CN103602834A - Selective oxidation-reduction method for recycling arsenic and antimony from arsenic-antimony smoke - Google Patents

Abstract

The invention relates to a method for recovering arsenic and antimony in arsenic and antimony dust by a selective oxidation-reduction method, and belongs to the technical field of nonferrous metallurgy. First, selectively oxidize and recover arsenic: introduce oxidizing gas into the arsenic-antimony fume, react at a temperature of 400-800°C for 20-90 minutes, collect As ₂ O ₃ volatilized fumes during the process, and obtain two Secondary antimony-containing material; then reducing and recovering antimony: adding a reducing agent to the secondary antimony-containing material obtained in the above steps, and reacting at a temperature of 800-1000°C for 30-180 minutes to obtain crude antimony. The invention makes full use of the characteristics that arsenic trioxide is easy to volatilize and antimony tetroxide is not easy to volatilize at low temperature, and selectively oxidizes arsenic and antimony dust, and volatilizes and separates arsenic to remove arsenic, and then performs reduction smelting to obtain crude antimony.
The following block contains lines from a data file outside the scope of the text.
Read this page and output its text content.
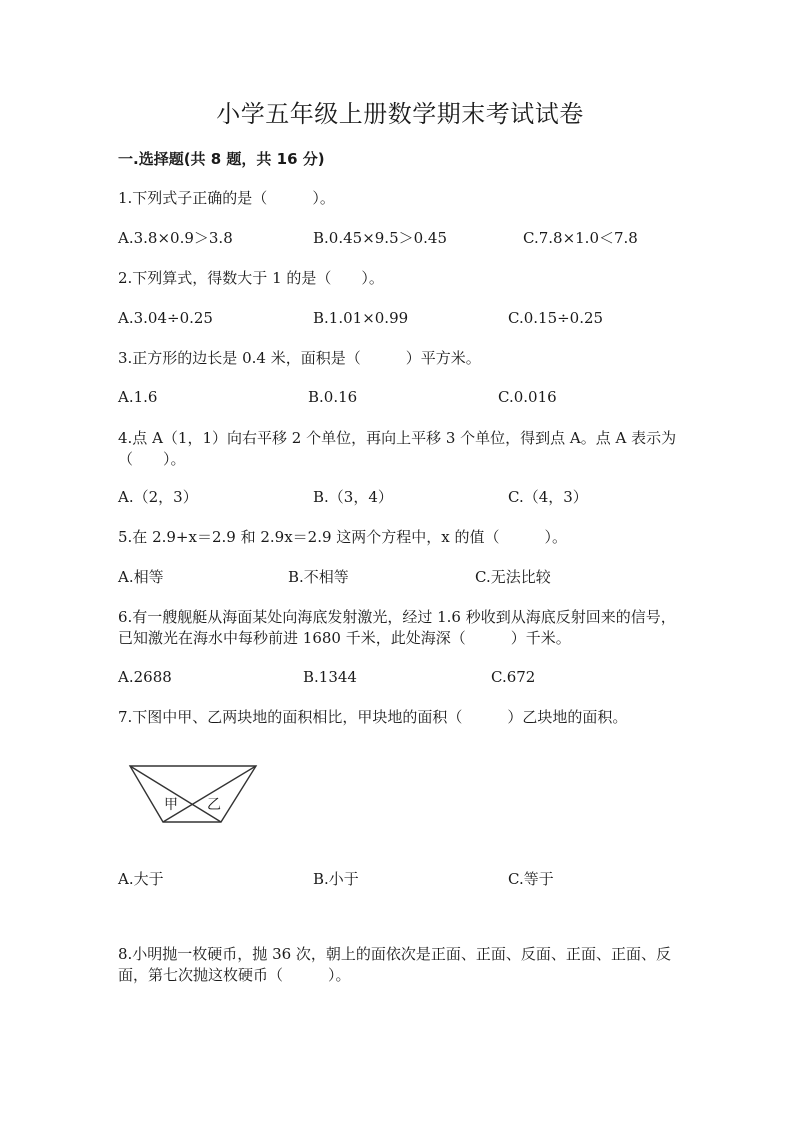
小学五年级上册数学期末考试试卷
一.选择题(共 8 题，共 16 分)
1.下列式子正确的是（　　　）。
A.3.8×0.9＞3.8	B.0.45×9.5＞0.45	C.7.8×1.0＜7.8
2.下列算式，得数大于 1 的是（　　）。
A.3.04÷0.25	B.1.01×0.99	C.0.15÷0.25
3.正方形的边长是 0.4 米，面积是（　　　）平方米。
A.1.6	B.0.16	C.0.016
4.点 A（1，1）向右平移 2 个单位，再向上平移 3 个单位，得到点 A。点 A 表示为（　　）。
A.（2，3）	B.（3，4）	C.（4，3）
5.在 2.9+x＝2.9 和 2.9x＝2.9 这两个方程中，x 的值（　　　）。
A.相等	B.不相等	C.无法比较
6.有一艘舰艇从海面某处向海底发射激光，经过 1.6 秒收到从海底反射回来的信号，已知激光在海水中每秒前进 1680 千米，此处海深（　　　）千米。
A.2688	B.1344	C.672
7.下图中甲、乙两块地的面积相比，甲块地的面积（　　　）乙块地的面积。
甲 乙
A.大于	B.小于	C.等于
8.小明抛一枚硬币，抛 36 次，朝上的面依次是正面、正面、反面、正面、正面、反面，第七次抛这枚硬币（　　　）。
The process is simple and has good Industrial application prospects.

Description

A method for recovering arsenic and antimony in arsenic and antimony dust by selective oxidation-reduction

technical field

The invention relates to a method for recovering arsenic and antimony in arsenic and antimony dust by a selective oxidation-reduction method, and belongs to the technical field of nonferrous metallurgy.

Background technique

In the process of heavy metal smelting and recovery of precious metals, the dust generated often contains high arsenic and antimony, which are valuable secondary resources. In order to comprehensively utilize valuable metals and reduce environmental pollution, it is of great significance to increase the research on the separation technology of arsenic and antimony.

At present, there are two methods for the separation of arsenic and antimony: fire method and wet method. In fire separation, the most commonly used method is vacuum distillation, which separates arsenic and antimony by using its different boiling point properties. Although this method can efficiently separate arsenic and antimony, it has high technical requirements for vacuum distillation and strict requirements for environmental protection and safety measures. , the economic cost is also higher. The wet separation of arsenic and antimony can be divided into acid method and alkali method. The acid method uses sulfuric acid-nitric acid mixed solution as the leaching agent, and the nitric acid is not only the leaching agent, but also the oxidant of arsenic. Spray milk of lime to remove arsenic acid by precipitation into calcium arsenate. The alkaline method-electrochemical leaching method is to put anode and cathode in the alkaline leaching tank, and pass direct current to strengthen the leaching of arsenic.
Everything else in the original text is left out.